The 20th century cracked this logic in one place: where states made food a political duty, not a market transaction. The USSR eliminated famine not because courts enforced rights, but because provisioning became a non-negotiable task of government. Yes, the Soviet Union knew famine—most notoriously in the 1930s, as brutal collectivization collided with drought and political violence. But after that abyss, it was precisely the shift to central provisioning that erased famine as a structural feature of society. From the 1940s onward, despite poverty, despite shortages, famine was politically impossible.
China followed the same arc. The Great Leap Forward famine killed tens of millions. It was catastrophic, a human-made disaster at the scale of history. But the political lesson was clear: famine was unacceptable. After 1962, the state reorganized agriculture and distribution to make sure mass hunger never returned. And it didn’t. From the 1960s to the present, in the most populous country on earth, famine has been absent—not because of rights-based litigation, but because food provisioning became a political obligation written into planning and budget.

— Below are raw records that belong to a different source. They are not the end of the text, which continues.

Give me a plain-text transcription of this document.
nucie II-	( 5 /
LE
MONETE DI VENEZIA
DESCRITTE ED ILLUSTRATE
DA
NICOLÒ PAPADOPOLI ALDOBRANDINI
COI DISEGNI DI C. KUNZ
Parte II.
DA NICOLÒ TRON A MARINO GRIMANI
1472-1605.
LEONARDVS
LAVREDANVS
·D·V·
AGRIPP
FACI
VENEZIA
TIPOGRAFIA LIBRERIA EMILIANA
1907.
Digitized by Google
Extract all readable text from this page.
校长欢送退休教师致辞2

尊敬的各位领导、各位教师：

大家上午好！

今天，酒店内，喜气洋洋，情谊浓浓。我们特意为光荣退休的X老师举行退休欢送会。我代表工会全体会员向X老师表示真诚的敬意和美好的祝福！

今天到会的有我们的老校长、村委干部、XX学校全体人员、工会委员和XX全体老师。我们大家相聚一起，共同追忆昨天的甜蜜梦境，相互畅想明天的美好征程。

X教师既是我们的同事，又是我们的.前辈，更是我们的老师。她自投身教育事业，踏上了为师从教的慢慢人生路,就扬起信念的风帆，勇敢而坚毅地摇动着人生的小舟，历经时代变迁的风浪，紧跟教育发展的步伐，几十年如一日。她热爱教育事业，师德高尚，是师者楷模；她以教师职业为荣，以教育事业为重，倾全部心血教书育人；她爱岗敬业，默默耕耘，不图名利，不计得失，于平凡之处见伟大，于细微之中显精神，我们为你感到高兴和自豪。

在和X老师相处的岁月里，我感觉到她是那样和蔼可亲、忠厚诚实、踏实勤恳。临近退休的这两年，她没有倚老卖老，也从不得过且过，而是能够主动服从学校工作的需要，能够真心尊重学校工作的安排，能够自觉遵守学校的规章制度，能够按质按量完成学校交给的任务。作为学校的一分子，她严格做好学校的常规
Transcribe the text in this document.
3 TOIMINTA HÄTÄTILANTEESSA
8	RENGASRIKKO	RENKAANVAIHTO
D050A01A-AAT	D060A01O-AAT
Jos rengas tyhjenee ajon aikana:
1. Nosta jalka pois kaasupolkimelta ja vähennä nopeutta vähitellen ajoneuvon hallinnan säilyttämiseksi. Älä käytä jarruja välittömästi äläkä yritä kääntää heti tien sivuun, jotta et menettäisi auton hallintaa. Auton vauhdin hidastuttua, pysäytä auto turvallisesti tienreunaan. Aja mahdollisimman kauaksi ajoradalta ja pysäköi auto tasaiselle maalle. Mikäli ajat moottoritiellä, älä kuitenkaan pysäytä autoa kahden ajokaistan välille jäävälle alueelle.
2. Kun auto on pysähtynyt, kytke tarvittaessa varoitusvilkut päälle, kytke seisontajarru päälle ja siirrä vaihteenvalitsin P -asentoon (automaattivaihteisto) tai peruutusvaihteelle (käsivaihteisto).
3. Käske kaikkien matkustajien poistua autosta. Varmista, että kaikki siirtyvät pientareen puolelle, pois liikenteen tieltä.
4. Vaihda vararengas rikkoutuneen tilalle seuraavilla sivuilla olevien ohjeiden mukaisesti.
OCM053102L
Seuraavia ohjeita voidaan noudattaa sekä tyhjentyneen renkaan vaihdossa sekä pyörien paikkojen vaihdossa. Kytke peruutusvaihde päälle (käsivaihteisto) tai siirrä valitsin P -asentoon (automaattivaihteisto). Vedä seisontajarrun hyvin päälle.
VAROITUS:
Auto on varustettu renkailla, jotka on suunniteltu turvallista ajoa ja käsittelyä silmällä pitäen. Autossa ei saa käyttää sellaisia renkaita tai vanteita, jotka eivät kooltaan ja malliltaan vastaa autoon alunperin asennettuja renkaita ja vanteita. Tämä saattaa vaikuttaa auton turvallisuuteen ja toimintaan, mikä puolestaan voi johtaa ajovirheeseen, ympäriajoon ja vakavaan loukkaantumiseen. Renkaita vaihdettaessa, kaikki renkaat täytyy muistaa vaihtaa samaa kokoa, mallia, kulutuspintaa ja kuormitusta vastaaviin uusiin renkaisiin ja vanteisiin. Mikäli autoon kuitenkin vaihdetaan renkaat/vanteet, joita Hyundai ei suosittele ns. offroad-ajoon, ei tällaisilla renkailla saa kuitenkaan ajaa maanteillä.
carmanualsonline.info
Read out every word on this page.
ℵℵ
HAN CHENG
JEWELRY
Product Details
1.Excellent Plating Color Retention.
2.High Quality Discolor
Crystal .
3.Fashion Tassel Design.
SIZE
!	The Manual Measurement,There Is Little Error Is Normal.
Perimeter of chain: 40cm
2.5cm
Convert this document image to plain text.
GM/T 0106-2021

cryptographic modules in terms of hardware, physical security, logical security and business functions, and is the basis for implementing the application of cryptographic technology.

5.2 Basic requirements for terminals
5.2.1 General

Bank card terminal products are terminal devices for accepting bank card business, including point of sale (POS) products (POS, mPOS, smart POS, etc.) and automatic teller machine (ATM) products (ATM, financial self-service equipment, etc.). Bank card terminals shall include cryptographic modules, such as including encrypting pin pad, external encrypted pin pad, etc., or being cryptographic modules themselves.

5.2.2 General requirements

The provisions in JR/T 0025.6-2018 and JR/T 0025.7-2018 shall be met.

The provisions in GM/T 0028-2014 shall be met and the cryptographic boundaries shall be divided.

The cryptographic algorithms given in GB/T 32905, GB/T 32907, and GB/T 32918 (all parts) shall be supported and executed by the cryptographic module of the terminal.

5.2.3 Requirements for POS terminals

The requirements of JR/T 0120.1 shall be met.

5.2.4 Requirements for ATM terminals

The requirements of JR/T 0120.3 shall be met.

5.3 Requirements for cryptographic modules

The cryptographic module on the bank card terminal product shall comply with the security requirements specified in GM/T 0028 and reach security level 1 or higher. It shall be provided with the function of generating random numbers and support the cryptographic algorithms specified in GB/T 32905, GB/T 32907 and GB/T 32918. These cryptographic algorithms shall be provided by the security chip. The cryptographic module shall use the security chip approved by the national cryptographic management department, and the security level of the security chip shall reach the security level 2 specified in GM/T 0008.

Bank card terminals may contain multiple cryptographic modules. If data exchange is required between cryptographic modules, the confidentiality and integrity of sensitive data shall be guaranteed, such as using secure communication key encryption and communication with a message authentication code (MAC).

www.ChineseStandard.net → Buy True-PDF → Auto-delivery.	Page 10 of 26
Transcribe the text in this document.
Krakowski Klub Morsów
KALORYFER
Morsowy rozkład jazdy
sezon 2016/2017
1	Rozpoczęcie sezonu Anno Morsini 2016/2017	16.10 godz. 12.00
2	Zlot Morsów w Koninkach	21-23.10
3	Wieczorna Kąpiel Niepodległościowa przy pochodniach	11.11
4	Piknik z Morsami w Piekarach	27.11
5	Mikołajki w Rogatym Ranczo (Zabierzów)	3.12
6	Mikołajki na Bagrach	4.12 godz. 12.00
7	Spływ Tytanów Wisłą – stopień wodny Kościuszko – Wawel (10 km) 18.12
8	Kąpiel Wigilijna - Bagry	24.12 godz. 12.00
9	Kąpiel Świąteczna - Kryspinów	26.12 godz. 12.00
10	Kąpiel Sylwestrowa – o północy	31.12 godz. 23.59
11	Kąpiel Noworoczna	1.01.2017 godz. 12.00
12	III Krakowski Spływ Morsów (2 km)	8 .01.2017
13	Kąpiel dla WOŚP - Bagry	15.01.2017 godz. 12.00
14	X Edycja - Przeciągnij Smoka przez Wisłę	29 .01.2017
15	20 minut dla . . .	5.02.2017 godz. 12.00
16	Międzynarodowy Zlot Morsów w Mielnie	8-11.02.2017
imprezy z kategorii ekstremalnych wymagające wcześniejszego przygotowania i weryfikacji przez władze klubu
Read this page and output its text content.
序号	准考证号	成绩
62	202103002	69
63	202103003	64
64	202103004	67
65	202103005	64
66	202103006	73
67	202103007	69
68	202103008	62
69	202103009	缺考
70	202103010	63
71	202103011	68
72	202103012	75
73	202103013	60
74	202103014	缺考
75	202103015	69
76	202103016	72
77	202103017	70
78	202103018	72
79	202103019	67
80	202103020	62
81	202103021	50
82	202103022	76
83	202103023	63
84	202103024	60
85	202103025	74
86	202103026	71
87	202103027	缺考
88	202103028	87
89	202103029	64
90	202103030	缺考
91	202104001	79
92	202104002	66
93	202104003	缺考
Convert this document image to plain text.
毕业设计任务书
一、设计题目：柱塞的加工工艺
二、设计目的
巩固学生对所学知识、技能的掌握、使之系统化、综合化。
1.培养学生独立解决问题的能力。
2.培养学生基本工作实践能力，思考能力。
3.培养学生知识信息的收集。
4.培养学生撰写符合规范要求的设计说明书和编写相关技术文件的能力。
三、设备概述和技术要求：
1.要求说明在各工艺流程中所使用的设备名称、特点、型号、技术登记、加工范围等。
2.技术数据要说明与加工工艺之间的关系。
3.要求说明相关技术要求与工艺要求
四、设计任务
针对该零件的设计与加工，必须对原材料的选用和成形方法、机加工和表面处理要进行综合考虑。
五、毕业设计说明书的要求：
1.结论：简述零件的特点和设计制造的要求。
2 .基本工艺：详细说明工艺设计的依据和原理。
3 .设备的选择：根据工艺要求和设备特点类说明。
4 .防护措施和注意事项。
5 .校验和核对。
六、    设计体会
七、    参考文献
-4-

Contrast that to Europe and the USA. Endless treaties, courts, declarations. Mountains of legal texts about rights. Yet when Gaza starves, Europe delivers speeches, not bread. When Yemen starved, the “international community” issued statements, not shipments. Which system feeds people? The one that organizes redistribution and planning, even at brutal cost—not the one that polishes human rights in the abstract.
China after 1949 abolished landlord debt, redistributed land, and built a system where hunger was politically eliminated. With market reforms, debt returned. Household debt went from 18% of GDP in 2008 to 62% in 2023. Housing speculation replaced collective security. Yet hunger remains eradicated—a success unmatched by any rights-based model. That matters. It proves hunger is not a natural disaster. It is a political choice.
So compare the five systems—USSR, China, EU, USA, Gaza—not by what they say, but by what they do. The EU and the USA speak loudly of rights, but enforce them only when compatible with markets. The USSR and China never made food a court-enforceable right, but made hunger politically intolerable. Gaza is the catastrophic inversion: maximal legal recognition under international law, zero enforcement, and famine in real time.
What will this ECI change? Three possibilities. First, the symbolic: Europe strengthens its own safety net, while exporting hunger through trade regimes and subsidies. Second, the radical: Europe makes food rights enforceable both at home and abroad, tying trade and investment to nutritional justice. Third, the necessary: food is lifted above market logic, made into a binding global duty. That last one is unlikely—unless this campaign becomes more than a petition and starts acting like a movement.
Because let’s be clear: if Brussels cannot stop a blockade in Rafah, how will it resist corporations invoking WTO rules against food sovereignty? If Europe enforces debt before dignity, the “right to food” will remain a signature in blue ink, not bread on a plate.
Gaza is the moral X-ray of our time. If law had power, famine would not exist. If Europe’s humanitarian language meant anything, Rafah would be open. The right to food, like all rights, is meaningless when it cannot stop starvation in real time. Yes, I will fight for this ECI. Yes, I will open that bank account. But I will not lie: rights without redistribution are garnish. Rights without enforcement are famine in italics.
The recipe for justice is not law. It is power, organized around the simple principle that no one should starve—not in Brussels, not in Rafah, not anywhere.